6. It said ink jet recording basis weight of the medium, the ink jet recording medium according to any one of claims 1 to 5 is 30.0 g / ^{m 2} or more 70.0 g / ^{m 2} or less.
7. 7. The 50% volume average particle diameter (D50) measured by a laser light scattering method of the calcium carbonate contained in the ink receiving layer is 0.3 to 10.0 μm. Inkjet recording medium.
8. The ink jet recording medium according to any one of claims 1 to 7, wherein the ink receiving layer is coated by a transfer roll method.

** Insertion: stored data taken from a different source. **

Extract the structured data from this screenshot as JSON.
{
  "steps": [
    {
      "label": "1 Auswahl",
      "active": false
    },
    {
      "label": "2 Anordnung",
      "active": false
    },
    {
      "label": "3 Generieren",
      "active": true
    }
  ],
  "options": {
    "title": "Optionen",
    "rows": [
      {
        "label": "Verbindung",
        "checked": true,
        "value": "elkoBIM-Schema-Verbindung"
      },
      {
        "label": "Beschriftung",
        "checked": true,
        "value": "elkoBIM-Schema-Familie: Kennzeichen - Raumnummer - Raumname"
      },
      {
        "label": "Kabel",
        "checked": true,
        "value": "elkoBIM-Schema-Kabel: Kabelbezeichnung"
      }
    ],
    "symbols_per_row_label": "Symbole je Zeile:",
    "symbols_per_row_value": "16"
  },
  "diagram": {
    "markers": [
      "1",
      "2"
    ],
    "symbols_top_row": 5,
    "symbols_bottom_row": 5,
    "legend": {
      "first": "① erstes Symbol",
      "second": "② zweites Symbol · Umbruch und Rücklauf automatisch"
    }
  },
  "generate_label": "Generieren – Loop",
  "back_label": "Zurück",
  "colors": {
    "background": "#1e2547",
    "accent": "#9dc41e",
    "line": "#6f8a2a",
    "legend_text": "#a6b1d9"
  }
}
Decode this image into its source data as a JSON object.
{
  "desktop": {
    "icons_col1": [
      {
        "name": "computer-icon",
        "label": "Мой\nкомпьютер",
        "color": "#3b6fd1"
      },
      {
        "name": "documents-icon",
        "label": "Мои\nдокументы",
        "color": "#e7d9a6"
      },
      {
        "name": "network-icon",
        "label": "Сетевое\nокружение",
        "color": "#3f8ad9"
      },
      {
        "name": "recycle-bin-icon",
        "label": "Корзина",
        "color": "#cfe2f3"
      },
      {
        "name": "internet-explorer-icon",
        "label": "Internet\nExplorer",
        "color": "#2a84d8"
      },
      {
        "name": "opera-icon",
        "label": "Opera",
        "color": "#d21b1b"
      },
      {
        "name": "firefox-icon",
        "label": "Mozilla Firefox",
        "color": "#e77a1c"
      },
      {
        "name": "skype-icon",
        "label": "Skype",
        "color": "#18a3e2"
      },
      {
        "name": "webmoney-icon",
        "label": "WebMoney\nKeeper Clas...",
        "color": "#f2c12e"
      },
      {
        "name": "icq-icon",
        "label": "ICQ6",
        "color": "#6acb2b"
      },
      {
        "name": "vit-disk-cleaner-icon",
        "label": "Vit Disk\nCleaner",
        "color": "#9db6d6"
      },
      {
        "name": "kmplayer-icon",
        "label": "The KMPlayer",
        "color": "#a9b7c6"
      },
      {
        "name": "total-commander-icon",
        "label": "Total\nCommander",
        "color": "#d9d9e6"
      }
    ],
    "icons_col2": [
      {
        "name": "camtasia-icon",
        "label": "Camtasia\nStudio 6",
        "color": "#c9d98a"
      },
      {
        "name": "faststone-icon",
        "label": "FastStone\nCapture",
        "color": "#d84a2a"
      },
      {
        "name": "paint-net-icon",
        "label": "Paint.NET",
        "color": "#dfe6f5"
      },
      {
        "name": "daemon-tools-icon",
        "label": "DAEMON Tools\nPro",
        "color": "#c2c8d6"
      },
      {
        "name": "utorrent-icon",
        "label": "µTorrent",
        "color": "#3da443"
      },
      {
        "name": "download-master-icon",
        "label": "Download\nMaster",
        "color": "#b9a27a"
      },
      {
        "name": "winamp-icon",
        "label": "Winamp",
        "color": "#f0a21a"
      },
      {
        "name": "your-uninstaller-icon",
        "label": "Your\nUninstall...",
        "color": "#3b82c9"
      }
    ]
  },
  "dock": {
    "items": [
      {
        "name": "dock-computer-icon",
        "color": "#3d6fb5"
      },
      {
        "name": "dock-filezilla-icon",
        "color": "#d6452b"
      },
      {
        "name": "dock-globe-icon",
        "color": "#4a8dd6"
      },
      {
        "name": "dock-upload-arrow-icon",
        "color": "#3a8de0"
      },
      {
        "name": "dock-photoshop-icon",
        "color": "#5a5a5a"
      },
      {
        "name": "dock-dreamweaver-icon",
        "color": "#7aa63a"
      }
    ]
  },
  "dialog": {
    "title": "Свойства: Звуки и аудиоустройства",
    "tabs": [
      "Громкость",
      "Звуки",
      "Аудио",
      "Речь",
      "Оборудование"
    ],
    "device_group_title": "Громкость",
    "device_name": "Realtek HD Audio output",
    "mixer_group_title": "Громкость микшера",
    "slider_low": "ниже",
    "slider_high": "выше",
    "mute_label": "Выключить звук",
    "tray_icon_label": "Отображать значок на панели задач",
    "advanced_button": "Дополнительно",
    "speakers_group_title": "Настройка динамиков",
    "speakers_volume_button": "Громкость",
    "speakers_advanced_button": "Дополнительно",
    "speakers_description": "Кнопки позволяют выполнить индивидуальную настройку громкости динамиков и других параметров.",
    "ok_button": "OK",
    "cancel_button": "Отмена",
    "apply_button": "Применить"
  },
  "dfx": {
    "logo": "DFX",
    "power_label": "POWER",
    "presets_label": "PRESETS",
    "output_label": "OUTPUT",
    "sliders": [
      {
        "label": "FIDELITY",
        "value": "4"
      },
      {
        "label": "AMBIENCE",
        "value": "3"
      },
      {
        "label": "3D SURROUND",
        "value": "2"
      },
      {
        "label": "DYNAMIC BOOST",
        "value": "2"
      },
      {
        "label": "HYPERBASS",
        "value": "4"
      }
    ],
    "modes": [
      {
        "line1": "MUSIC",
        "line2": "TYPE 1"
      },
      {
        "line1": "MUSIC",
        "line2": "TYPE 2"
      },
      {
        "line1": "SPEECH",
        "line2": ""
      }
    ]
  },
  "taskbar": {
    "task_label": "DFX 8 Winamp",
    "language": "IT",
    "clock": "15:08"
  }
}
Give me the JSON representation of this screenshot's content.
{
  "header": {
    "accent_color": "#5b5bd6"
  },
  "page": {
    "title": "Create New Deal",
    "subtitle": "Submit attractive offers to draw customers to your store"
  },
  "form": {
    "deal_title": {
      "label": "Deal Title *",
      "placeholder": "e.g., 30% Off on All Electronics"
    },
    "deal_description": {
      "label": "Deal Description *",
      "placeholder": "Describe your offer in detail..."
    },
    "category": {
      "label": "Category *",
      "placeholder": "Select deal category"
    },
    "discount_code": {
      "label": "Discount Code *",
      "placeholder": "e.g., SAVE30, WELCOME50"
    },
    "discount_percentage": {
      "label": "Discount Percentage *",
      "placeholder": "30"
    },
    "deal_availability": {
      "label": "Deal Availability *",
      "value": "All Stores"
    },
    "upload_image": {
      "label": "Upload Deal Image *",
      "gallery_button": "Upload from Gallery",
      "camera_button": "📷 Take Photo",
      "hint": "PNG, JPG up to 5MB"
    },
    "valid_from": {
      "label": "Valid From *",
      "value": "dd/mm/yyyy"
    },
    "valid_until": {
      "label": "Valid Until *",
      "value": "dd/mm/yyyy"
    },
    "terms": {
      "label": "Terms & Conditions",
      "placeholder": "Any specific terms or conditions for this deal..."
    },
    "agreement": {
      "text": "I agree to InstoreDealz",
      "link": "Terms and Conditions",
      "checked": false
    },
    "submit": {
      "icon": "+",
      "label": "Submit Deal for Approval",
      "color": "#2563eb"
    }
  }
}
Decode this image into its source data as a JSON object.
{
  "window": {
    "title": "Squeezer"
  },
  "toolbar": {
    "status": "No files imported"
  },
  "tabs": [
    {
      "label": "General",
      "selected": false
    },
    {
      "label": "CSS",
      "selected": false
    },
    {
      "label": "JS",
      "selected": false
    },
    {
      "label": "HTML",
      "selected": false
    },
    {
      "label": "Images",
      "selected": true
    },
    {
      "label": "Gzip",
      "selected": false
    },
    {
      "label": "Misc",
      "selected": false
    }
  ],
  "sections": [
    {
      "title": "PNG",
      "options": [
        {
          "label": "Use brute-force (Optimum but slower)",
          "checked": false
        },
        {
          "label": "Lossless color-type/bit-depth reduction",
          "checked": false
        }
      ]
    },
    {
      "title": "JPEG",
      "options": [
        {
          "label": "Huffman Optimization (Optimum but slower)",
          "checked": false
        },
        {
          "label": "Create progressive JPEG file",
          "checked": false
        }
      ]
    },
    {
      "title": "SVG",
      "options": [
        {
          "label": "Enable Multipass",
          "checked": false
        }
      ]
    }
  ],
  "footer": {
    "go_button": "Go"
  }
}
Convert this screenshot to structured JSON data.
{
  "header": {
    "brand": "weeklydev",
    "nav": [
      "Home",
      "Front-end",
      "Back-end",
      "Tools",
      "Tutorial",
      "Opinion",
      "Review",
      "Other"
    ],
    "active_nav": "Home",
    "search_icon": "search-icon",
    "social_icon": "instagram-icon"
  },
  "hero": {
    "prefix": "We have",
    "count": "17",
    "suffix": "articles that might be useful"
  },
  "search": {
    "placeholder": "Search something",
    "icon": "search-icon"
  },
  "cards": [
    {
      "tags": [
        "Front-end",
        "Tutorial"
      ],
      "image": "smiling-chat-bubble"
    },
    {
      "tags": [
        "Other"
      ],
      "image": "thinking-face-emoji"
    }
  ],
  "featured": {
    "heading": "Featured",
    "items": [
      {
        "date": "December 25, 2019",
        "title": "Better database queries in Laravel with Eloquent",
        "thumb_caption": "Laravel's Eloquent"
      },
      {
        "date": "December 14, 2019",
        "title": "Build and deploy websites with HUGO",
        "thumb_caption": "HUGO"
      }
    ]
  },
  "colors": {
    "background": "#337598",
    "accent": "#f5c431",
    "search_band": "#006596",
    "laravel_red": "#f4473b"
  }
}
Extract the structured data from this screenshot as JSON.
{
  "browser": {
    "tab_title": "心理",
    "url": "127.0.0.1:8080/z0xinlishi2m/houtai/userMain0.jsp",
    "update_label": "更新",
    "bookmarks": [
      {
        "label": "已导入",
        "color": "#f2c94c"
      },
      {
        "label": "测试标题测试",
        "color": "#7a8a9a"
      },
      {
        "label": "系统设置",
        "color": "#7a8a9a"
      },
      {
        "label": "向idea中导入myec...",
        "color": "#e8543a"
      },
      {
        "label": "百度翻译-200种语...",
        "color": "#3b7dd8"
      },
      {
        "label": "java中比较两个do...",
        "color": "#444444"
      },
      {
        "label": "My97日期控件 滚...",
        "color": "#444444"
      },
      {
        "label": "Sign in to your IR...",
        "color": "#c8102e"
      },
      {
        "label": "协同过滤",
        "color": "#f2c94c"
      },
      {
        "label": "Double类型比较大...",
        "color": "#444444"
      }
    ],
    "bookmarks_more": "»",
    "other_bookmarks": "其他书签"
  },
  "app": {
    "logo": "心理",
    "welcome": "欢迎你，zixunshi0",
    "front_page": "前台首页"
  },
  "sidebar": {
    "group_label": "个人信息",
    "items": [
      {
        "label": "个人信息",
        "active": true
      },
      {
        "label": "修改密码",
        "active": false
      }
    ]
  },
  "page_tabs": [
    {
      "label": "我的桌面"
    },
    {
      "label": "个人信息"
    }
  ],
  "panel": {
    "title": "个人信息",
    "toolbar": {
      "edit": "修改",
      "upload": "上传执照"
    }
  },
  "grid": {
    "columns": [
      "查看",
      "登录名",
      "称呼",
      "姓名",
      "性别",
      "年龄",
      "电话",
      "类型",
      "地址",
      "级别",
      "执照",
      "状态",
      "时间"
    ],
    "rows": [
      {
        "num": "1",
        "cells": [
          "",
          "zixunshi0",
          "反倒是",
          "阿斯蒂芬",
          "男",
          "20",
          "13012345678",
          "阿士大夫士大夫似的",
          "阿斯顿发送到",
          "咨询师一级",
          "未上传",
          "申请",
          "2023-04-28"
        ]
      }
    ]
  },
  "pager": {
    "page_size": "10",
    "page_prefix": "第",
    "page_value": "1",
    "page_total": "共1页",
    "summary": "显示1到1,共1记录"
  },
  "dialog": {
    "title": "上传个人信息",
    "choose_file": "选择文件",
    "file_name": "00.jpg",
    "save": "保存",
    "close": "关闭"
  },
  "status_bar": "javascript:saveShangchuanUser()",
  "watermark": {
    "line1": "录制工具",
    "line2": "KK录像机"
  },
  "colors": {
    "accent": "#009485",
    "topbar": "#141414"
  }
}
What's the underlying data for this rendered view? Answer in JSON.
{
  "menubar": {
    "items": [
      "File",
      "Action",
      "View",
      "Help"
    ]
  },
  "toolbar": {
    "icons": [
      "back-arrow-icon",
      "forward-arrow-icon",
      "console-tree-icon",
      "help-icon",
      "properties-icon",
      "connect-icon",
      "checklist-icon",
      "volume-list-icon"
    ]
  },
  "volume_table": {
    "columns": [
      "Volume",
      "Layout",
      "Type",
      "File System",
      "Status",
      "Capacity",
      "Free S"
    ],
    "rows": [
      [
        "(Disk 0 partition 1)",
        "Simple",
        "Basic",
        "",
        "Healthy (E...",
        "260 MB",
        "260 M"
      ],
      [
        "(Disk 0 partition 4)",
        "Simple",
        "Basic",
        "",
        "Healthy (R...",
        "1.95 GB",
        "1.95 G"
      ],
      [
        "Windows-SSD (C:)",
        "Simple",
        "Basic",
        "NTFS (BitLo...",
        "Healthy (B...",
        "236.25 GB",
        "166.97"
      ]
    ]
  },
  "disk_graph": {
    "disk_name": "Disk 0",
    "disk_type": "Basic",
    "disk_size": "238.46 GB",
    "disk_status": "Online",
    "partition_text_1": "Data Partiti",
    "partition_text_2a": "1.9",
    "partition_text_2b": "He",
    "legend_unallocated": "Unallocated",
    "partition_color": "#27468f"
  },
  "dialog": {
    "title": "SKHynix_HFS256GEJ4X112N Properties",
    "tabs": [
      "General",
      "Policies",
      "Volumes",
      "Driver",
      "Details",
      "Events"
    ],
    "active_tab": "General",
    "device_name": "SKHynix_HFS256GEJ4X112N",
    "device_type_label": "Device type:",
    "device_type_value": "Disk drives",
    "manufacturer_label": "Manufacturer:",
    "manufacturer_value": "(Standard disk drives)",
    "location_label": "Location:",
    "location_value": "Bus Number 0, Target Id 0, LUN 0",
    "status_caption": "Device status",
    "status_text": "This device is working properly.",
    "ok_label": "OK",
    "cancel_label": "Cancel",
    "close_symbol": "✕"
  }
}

9. A paper making process for forming a base paper by making a pulp slurry containing pulp as a main component without adding a sizing agent;
   On at least one surface of the base paper, an ink receiving layer is formed by applying an ink receiving layer coating liquid containing the inkjet ink fixing agent comprising the pigment, the binder, and the cationic compound. The method for producing an ink jet recording medium according to any one of claims 1 to 8, further comprising a coating step.